Vivemos numa era em que a linha que separa a realidade da ficção digital está cada vez mais ténue. Com o avanço galopante de ferramentas de geração de conteúdo, como o Sora da OpenAI ou o Midjourney, tornou-se trivial criar imagens e vídeos hiper-realistas que podem enganar até o olhar mais atento. No entanto, por muito sofisticados que estes modelos sejam, ainda deixam "rastos" digitais. Se queres evitar ser enganado por uma fake news visual ou apenas tens curiosidade técnica, existem sinais claros a procurar e ferramentas poderosas, como o Gemini da Google, prontas a ajudar.

Sinais visuais: O diabo está nos detalhes

A primeira linha de defesa é o teu próprio sentido crítico e observação. Embora a IA tenha evoluído drasticamente, a renderização de certos elementos continua a ser o calcanhar de Aquiles de muitos modelos.

Ao analisares uma imagem, foca-te nas extremidades e na lógica física. As mãos humanas continuam a ser um desafio: procura por dedos extra, falanges em posições impossíveis ou mãos que se fundem com objetos. O texto é outro indicador forte; muitas vezes, os geradores de imagem criam caracteres que parecem um alfabeto alienígena ou palavras sem sentido em letreiros de fundo. Observa também a textura da pele e do cabelo; se parecerem excessivamente lisos, com um brilho plástico ou "aerografado", desconfia.

No caso dos vídeos, a física é a tua melhor amiga. Presta atenção a movimentos que não parecem naturais, objetos que mudam de forma ou tamanho enquanto se movem, ou sombras que não correspondem à fonte de luz. O "morphing" estranho de elementos em segundo plano é um sinal clássico de geração sintética.
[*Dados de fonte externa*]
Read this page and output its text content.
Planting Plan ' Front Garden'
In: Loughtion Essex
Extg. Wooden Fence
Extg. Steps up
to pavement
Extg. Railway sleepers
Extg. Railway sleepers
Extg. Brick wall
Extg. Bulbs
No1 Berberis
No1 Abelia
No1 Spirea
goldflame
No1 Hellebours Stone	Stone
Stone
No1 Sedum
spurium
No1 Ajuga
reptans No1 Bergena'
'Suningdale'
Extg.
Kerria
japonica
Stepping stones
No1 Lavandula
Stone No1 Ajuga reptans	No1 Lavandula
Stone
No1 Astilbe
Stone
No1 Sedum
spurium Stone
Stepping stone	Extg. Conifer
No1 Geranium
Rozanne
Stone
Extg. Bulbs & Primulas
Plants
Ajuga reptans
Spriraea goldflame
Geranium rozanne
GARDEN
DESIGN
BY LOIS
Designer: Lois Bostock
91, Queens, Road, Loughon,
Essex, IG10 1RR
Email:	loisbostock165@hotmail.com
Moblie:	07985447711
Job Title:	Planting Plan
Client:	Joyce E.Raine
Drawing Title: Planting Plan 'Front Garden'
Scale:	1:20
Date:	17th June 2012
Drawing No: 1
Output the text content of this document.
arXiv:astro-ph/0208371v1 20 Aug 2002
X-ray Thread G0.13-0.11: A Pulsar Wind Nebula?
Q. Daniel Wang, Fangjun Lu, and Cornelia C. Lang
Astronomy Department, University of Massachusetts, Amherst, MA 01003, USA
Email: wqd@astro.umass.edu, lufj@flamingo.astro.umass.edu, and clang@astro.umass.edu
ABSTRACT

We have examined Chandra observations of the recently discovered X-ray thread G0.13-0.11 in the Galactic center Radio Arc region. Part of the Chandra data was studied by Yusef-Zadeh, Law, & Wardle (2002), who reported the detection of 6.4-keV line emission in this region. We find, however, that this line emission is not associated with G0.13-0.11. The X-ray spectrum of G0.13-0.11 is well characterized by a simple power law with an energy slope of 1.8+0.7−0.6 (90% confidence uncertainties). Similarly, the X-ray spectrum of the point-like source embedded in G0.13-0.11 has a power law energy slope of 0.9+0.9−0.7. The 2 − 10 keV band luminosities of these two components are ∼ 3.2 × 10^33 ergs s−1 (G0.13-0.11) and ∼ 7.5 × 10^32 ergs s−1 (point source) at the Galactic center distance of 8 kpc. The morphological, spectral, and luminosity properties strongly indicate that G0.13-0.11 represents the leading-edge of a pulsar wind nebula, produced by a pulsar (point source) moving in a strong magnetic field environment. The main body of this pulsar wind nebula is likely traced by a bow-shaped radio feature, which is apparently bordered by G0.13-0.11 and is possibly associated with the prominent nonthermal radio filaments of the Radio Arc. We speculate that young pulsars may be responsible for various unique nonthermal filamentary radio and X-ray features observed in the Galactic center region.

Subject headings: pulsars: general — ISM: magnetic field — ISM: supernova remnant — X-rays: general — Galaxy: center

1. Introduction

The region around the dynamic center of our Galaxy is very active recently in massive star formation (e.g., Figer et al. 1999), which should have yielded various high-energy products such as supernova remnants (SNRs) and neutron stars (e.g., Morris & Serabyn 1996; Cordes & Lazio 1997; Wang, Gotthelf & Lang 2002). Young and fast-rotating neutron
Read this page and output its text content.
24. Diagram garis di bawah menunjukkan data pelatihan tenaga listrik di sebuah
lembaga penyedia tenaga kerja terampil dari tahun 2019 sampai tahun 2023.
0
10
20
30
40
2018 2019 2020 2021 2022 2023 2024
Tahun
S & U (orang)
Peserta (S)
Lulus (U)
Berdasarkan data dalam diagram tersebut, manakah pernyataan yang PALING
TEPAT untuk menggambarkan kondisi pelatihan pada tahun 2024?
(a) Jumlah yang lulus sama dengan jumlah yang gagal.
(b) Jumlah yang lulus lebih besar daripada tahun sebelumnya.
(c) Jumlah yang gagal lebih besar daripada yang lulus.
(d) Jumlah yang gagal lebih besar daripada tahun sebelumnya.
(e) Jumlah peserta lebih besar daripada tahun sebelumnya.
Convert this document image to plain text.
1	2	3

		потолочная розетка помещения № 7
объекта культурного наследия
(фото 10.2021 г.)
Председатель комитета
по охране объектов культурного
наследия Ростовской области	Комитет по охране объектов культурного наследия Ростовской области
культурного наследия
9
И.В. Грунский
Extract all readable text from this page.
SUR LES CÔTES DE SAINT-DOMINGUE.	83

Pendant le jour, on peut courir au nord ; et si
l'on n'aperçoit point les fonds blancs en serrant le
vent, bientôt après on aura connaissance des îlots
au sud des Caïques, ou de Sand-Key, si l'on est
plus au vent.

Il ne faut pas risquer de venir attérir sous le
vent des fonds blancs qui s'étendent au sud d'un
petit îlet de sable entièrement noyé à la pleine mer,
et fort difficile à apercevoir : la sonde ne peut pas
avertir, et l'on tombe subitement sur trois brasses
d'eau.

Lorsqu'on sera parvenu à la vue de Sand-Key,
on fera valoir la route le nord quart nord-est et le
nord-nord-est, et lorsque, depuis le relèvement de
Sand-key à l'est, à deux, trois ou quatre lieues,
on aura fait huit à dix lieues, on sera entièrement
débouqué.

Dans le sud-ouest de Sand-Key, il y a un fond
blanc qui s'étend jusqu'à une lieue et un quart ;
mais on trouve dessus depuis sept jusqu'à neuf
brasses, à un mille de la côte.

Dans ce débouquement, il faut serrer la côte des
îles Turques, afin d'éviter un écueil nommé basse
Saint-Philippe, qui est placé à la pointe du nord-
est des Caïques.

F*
Usar o SynthID no Google Gemini para tirar a teima

Para além da análise visual, as grandes tecnológicas estão a desenvolver métodos técnicos para identificar estes conteúdos. A Google, consciente da responsabilidade das suas ferramentas, implementou o SynthID. Trata-se de uma tecnologia que insere uma marca de água digital imperceptível ao olho humano, mas detetável por algoritmos, diretamente nos píxeis das imagens e nos fotogramas dos vídeos gerados pelos seus modelos.

Recentemente, esta funcionalidade tornou-se mais acessível ao público geral. O Gemini já consegue analisar ficheiros para verificar a presença desta marca de água.

Para utilizares esta funcionalidade a teu favor:

  • Carrega o ficheiro: Podes fazer o upload da imagem ou vídeo suspeito diretamente na interface do Gemini.

  • Pergunta diretamente: Usa prompts como "Esta imagem foi criada por IA?" ou "Verifica se este vídeo contém a marca de água SynthID".

  • Interpreta o resultado: O sistema irá analisar os metadados e a estrutura do ficheiro à procura da assinatura digital do SynthID e informar-te-á se o conteúdo foi gerado pelas ferramentas da Google, como o Imagen ou o Veo.

É importante notar que, embora o SynthID seja robusto e resista a edições como filtros ou compressão, ele funciona especificamente para conteúdos gerados pelo ecossistema da Google. Ainda assim, é uma ferramenta essencial no arsenal de qualquer utilizador que preze a veracidade da informação na internet.